A solution was forthcoming. The solution was Thermus aquaticus. The polymerase of Thermus aquaticus works at high temperatures. More than that, it works best at high temperatures. This polymerase was exactly what was needed. Several years after Thermus aquaticus was discovered by Brock, it was realized that the polymerase of Thermus aquaticus (nicknamed “Taq”) could be added to DNA at high temperatures and the DNA would be copied rapidly. The copying of DNA using thermally tolerant polymerases, a process called the polymerase chain reaction (PCR), may seem abstract, a minor scientific footnote. Yet it is at the heart of virtually every genetics test being done in the world, whether it is to identify a child’s paternity or the bacteria in a dust sample. The bacterial lineage discovered in hot springs and hot water heaters, a lineage that inspires our quest for unusual life in homes, also provides the enzymes necessary to carry out this quest across modern scientific research.¹⁸

Just which gene scientists, technicians, or clinicians copy during the polymerase chain reaction, and how they decode the resulting copies of DNA, depends upon the goal of the study and the technology being used. Studies that attempt to identify all of the bacteria in a particular sample tend to copy a single gene, the 16S rRNA gene, which is so central to the function of bacteria and archaea that it has changed little over the last four billion years. For that reason, scientists can count on the gene being present in any species of bacteria or archaea studied. The gene differs enough among species to allow them to be distinguished, but not so much that it becomes unrecognizable. As for the technologies used for decoding the many copies of this gene, they vary greatly. Some rely on adding labeled nucleotides (those genetic letters) into the samples that have been or are going to be copied. The nucleotides are labeled with substances that can be read by a sequencing machine. The machine begins by reading each copy of the primer, that beginning stretch of nucleotides, and then it reads the letters that follow. It does this for all of what might be billions of individual copies of DNA in a sample, yielding enormous data files in which the code of each and every bit of copied DNA is listed. Those copies are then lumped into groups on the basis of their similarity to each other, and the codes of those groups of sequences can then be compared to the genetic sequences of known species in databases from other studies.¹⁹ The mechanics of this process are ever changing, but one thing about them is not. Every year they are cheaper and easier. Handheld sequencing devices are now on the horizon. (Indeed, they already exist but are prone to errors in reading the DNA. With time they will improve.)

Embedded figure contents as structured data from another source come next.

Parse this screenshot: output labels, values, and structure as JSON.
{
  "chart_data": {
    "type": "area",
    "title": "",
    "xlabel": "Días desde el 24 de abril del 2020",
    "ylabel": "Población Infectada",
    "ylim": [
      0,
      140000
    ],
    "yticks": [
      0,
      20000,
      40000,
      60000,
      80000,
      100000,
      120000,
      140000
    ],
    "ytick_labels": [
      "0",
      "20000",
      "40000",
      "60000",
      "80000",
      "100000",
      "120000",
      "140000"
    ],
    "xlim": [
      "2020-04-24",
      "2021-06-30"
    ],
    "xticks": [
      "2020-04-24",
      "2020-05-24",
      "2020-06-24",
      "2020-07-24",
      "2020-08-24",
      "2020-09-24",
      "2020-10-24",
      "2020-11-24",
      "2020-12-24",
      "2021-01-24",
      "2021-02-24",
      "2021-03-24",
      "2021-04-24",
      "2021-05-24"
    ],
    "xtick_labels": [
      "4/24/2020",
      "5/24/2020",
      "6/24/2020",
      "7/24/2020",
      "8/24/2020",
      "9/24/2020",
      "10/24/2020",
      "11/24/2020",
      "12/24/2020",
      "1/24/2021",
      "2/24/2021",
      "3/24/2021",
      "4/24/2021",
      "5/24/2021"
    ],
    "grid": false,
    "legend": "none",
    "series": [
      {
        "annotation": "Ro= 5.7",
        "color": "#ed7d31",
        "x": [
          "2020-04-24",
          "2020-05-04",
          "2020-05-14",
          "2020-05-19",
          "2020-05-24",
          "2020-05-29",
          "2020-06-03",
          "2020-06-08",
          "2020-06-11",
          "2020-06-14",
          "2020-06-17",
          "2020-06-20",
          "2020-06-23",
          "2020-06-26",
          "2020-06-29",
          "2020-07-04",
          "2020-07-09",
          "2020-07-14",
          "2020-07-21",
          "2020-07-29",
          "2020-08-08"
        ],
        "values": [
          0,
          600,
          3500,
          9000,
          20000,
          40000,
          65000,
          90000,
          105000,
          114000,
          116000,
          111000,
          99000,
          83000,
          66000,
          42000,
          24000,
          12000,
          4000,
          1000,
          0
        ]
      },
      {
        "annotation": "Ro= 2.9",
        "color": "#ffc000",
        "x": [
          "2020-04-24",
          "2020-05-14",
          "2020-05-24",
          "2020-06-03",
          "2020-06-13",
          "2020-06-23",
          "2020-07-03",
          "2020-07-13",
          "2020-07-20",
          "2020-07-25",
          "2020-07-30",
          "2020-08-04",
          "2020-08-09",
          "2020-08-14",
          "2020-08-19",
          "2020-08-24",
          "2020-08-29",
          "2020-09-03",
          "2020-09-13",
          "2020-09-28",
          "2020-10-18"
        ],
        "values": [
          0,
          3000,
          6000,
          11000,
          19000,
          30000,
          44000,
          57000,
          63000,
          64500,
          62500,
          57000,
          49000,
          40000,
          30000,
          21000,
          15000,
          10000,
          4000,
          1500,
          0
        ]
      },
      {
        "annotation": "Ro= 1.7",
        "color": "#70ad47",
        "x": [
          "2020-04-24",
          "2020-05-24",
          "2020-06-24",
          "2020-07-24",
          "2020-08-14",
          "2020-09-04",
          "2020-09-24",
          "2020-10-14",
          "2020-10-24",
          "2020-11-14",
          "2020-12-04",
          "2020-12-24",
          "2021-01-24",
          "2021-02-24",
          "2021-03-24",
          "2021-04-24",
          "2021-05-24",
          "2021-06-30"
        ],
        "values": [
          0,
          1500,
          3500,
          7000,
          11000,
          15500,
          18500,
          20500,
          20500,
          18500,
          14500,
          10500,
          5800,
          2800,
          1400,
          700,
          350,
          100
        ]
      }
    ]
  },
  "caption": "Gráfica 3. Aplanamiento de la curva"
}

Today, then, thanks in no small part to Thermus aquaticus, it is now possible to take a sample and process it through the “sequencing pipeline” in such a way as to identify which species, living and dead, are present in the sample. This can be done without ever seeing or growing any of the species in the sample. Biologists can identify the life in soil, seawater, clouds, feces, and anywhere else. Biologists can identify culturable species but also the many, many species we do not yet know how to culture. Such a reality seemed impossible, inconceivable really, when I was a graduate student. Today, it is ordinary.²⁰ About ten years ago my colleagues and I decided to use such techniques to study the life in homes. At the time it had become possible, and affordable, to take a swab of dust from a door frame, a drop of water from the tap, or even a piece of clothing from the closet and to identify nearly all of the species present in that sample by decoding the DNA in the sample. Leeuwenhoek held his single lens up to the life around him. We would run the life around us through the sequencing pipeline. When we began, we really had no idea what we would find. The results would prove surprising. They were surprising both in terms of the many species we found to be present and in terms of those that were missing.